[v3,2/3] lib/tst_test.c: Update result counters when calling tst_brk()

Message ID 1544690160-13900-2-git-send-email-yangx.jy@cn.fujitsu.com
State New
Headers show
Series
  • [v3,1/3] lib: Introduce tst_strttype()
Related show

Commit Message

Xiao Yang Dec. 13, 2018, 8:35 a.m.
1) Catch and report the TFAIL exit status of child process.
2) Only update result counters in library process and main test
   process because the exit status of child can be reported by
   main test process.
3) Print TCONF message and increase skipped when calling tst_brk(TCONF).
   Print TBROK message and increase broken when calling tst_brk(TBROK).
   Print TFAIL message and increase failed when calling tst_brk(TFAIL).
4) Remove duplicate update_results() in run_tcases_per_fs().

Fixes: #408

Signed-off-by: Xiao Yang <yangx.jy@cn.fujitsu.com>
---
 lib/tst_test.c | 24 ++++++++++++++++--------
 1 file changed, 16 insertions(+), 8 deletions(-)

Comments

Cyril Hrubis Jan. 7, 2019, 3:06 p.m. | #1
Hi!
> 1) Catch and report the TFAIL exit status of child process.

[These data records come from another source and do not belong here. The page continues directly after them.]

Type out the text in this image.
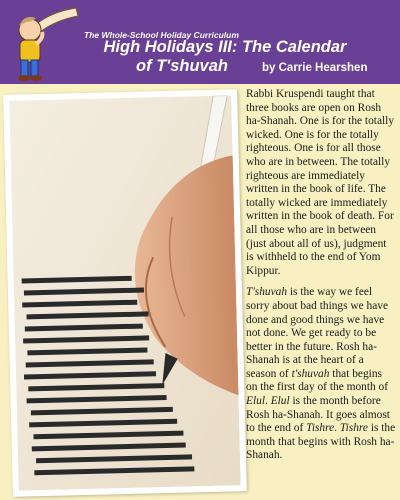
The Whole-School Holiday Curriculum
High Holidays III: The Calendar
of T'shuvah	by Carrie Hearshen

Rabbi Kruspendi taught that three books are open on Rosh ha-Shanah. One is for the totally wicked. One is for the totally righteous. One is for all those who are in between. The totally righteous are immediately written in the book of life. The totally wicked are immediately written in the book of death. For all those who are in between (just about all of us), judgment is withheld to the end of Yom Kippur.

T'shuvah is the way we feel sorry about bad things we have done and good things we have not done. We get ready to be better in the future. Rosh ha-Shanah is at the heart of a season of t'shuvah that begins on the first day of the month of Elul. Elul is the month before Rosh ha-Shanah. It goes almost to the end of Tishre. Tishre is the month that begins with Rosh ha-Shanah.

Looking at the codebase we do have a few usages of tst_brk(TFAIL, "...")
to exit the child process, which sort of works but it's incorrect. The
tst_brk() always meant "unrecoverable failure have happened, exit the
current process as fast as possible". Looking over our codebase most of
the tst_brk(TFAIL, "...") should not actually cause the main test
process to exit, these were only meant to exit the child and report the
result in one call. It will for instance break the test with -i option
on the first failure, which is incorrect.

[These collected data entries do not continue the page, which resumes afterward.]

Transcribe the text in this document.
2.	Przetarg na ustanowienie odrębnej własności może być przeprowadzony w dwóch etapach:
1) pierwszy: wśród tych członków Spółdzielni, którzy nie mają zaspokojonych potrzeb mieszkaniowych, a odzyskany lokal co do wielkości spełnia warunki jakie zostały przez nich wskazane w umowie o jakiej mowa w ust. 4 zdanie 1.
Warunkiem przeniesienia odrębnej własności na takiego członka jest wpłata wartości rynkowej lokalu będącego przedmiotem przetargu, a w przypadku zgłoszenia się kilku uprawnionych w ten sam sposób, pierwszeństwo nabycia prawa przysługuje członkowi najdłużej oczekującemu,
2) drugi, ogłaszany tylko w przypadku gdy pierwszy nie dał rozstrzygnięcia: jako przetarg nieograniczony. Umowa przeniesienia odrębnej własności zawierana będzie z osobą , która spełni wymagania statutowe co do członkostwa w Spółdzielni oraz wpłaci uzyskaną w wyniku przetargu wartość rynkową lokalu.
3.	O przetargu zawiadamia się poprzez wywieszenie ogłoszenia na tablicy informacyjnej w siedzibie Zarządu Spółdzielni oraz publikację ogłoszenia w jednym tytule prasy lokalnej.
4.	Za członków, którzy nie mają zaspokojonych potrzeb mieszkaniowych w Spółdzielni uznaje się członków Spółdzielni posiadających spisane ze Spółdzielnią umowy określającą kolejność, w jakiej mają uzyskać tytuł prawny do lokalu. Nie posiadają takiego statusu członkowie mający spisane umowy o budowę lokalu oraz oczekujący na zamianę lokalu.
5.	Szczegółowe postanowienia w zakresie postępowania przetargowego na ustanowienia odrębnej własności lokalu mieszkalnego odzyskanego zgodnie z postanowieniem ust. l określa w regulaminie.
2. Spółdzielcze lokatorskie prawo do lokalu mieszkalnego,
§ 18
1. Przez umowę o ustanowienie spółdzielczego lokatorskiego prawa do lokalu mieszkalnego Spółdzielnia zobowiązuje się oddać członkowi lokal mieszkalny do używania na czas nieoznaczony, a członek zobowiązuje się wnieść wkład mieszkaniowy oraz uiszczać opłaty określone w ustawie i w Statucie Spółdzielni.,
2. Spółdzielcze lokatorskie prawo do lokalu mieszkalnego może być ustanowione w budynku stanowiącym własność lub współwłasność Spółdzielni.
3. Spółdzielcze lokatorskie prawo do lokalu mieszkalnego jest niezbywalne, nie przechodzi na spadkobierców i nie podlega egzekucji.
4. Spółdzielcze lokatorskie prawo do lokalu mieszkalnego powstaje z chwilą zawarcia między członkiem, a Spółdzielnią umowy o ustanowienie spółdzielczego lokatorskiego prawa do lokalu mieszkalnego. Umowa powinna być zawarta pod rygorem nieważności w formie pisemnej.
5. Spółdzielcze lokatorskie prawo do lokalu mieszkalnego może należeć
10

So if we ever want to have a function to exit child process with a result we
should implement tst_ret() that would be equivalent to tst_res() followed by
exit(0).

It could be even implemented as:

#define tst_ret(ttype, fmt, ...) \
	do { \
		tst_res_(__FILE__, __LINE__, (ttype), (fmt), ##__VA_ARGS__); \
		exit(0); \
	} while (0)

This function has one big advantage, it increments the results counters
before the child process exits.

Actually one of the big points of the new test library was that the
results counters are atomically increased, because passing the results
in exit values is nightmare that cannot be done correclty.

> 2) Only update result counters in library process and main test
>    process because the exit status of child can be reported by
>    main test process.

Actually after I spend some time on it I think that the best solution is
to update the results in the piece of shared memory as fast as possible,
anything else is prone to various races and corner cases.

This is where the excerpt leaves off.